The RPI score has a bias that is suitable for some screenings and not for others, and that bias should be clearly understood relative to the user’s screening purpose. Because it integrates the Ecological and Social scores (in which higher score is better) with the inverse of the Stressor score (where higher is worse if not inverted), the RPI’s top scores are consistently also ‘higher is better’. In other words, watersheds in good condition with a positive social context and low stressors score well. For screenings that seek these ‘low-hanging fruit’, the RPI’s highest scores may be useful; on the other hand, projects that seek watersheds in moderately good condition paired with emerging risks from stressors should look at the Ecological and Stressor Index scores together to find where those conditions are both met.
Single indicator analyses
Comparing watersheds based on single indicators is strongly encouraged in RPS for the same reason that comparison with each individual Index is strongly encouraged – it provides an opportunity to observe more specific watershed-to-watershed differences that are often hidden in multi-metric scores. Sometimes a single indicator can be closely related to suitability for a specific restoration technique or best management practice.
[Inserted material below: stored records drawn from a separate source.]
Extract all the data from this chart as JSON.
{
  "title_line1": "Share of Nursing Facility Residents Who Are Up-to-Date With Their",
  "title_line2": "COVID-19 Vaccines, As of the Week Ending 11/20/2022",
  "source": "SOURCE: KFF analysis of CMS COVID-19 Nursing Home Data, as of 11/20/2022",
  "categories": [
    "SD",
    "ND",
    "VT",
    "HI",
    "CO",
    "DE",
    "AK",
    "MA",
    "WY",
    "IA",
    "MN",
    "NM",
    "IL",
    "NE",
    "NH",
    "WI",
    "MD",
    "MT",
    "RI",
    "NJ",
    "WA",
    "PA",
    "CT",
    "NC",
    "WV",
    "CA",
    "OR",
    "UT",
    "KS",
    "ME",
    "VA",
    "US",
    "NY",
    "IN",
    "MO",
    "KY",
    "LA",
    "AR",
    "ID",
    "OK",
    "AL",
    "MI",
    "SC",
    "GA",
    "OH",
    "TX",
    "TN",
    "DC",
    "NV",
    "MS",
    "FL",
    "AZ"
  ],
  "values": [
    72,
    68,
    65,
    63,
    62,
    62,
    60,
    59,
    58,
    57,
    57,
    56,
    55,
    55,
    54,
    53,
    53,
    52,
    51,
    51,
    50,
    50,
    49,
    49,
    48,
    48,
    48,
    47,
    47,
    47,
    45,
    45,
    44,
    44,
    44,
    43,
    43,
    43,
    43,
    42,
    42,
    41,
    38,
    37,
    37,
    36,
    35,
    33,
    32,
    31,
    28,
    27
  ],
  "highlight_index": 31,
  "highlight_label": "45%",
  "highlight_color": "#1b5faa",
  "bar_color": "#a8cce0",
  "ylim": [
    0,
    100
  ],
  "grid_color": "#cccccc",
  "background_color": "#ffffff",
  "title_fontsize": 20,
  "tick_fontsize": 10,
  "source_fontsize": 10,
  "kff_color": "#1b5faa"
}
Below are examples of questions during screening that might be answered by viewing and comparing single-indicator values found in a typical RPS Tool:
- Where do rural residences near streams suggest an opportunity to improve septic system performance?
- Which HUC12s are headwaters and thus more likely to have restoration investments unimpacted by major upstream flows?
- Where are urban lawns near streams in highest abundance and suitable for outreach on runoff effects on waterways?
- Where does natural land cover less than 60% occur near other watersheds in which it exceeds 60%?
- Where has there been a successful track record of non-point source control projects with stakeholder cooperation?